Researchers from the Tasmanian Museum and Art Gallery in Hobart, Tasmania, have finally found the long-lost remains of the last known Tasmanian tiger, which has been missing for more than 85 years.
Because the specimen was obtained in a somewhat shady form in the 1930s, its skeleton and skin were hidden in a cupboard at the museum, where experts lost track of it.
“For years, many museum curators and researchers have searched for its remains, but unsuccessfully, as no thylacine material has been recorded from 1936,” said researcher Robert Paddle. Declaration.
“It was assumed that his body was dumped,” he added.
According to Paddle, the thylacine, believed to be the last of its kind, was an old female animal that was captured by an Australian hunter and sold to a zoo in May 1936. time, location-based trap was illegal and [the trapper] He could have been fined,” Paddle explained.
When the captive creature died a few months later, his body was transferred to the museum.
Dr. Kathryn Medlock, Honorary Curator of Vertebrate Zoology at the Tasmanian Museum and Art Gallery, said they knew they had found the missing remains after the museum taxidermist discovered an unpublished 1936/37 report that mentioned a thylacine among specimens studied throughout the year. .
The Tasmanian tiger is extinct, but it may not stay that way
Although the Tasmanian tiger has disappeared from the planet, it is possible to roam the world once again.
Earlier this year, NPR reported “extinction” company Colossal Biosciences announces plans to genetically resurrect the odd-looking creature—despite its name, not even remotely related to a tiger.
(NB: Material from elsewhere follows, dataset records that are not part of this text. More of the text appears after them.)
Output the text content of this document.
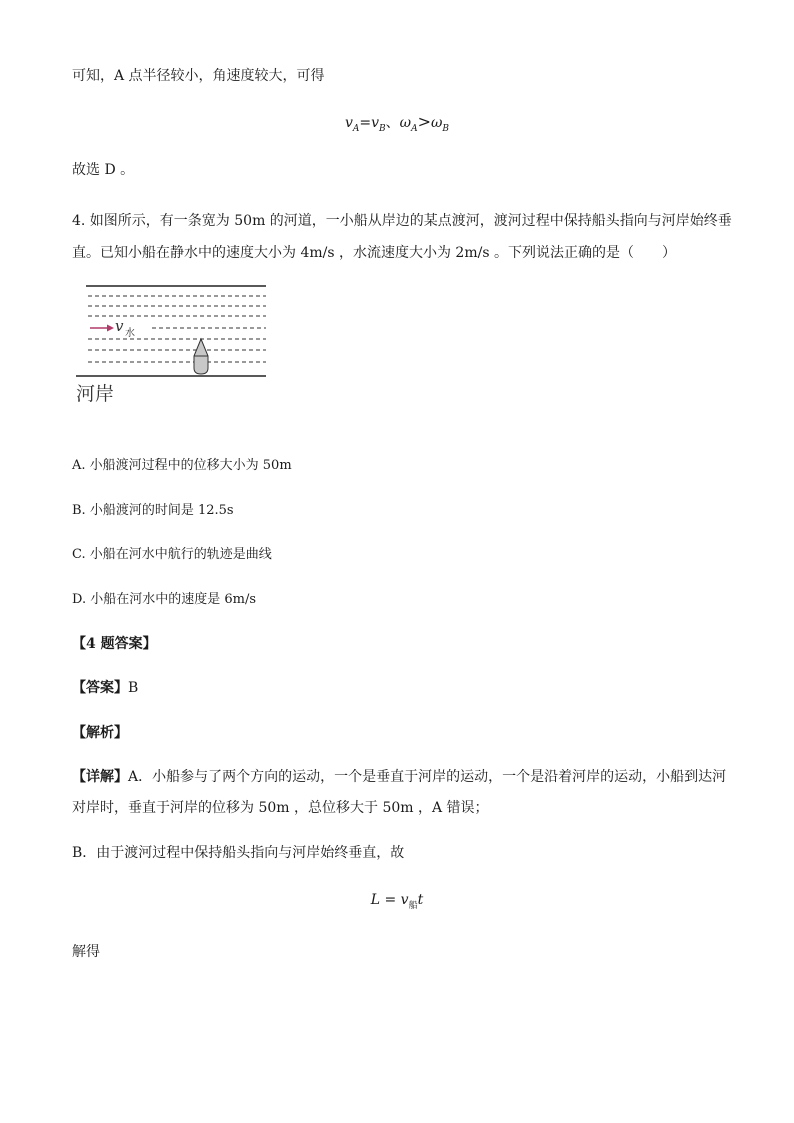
可知，A 点半径较小，角速度较大，可得
$v_A=v_B$、$\omega_A>\omega_B$
故选 D 。
4. 如图所示，有一条宽为 50m 的河道，一小船从岸边的某点渡河，渡河过程中保持船头指向与河岸始终垂
直。已知小船在静水中的速度大小为 4m/s ，水流速度大小为 2m/s 。下列说法正确的是（　　）
v 水
河岸
A. 小船渡河过程中的位移大小为 50m
B. 小船渡河的时间是 12.5s
C. 小船在河水中航行的轨迹是曲线
D. 小船在河水中的速度是 6m/s
【4 题答案】
【答案】B
【解析】
【详解】A．小船参与了两个方向的运动，一个是垂直于河岸的运动，一个是沿着河岸的运动，小船到达河
对岸时，垂直于河岸的位移为 50m ，总位移大于 50m ，A 错误；
B．由于渡河过程中保持船头指向与河岸始终垂直，故
$L = v_船t$
解得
The four-legged animal is actually a marsupial, in the same family as kangaroos, and appears to be a mix of several species. The tail of a bare opossum, the body of a wolf with a striped back, the pinched face of a fox and and a pouch on his stomach. Voila: Tasmanian tiger, also called Tasmanian wolf.
In Australia and Tasmania, hunting was promoted by the government to protect cattle and not surprisingly led to the rapid extinction of the species. But scientists discovered in 2017 that: and lack of genetic diversity caused it to fall.
A study published in the journal Nature found that a sharp decline in diversity began between 70,000 and 120,000 years ago.
If Colossal manages to bring the Tasmanian tiger back, it will be something completely new. Species. The plan is to “create a hybrid animal using CRISPR gene-editing technology to insert reclaimed thylacine DNA fragments into the genome of a Dasyurid – a family of carnivorous marsupials such as the nubat and the Tasmanian devil, which are the extinct animal’s closest relatives.”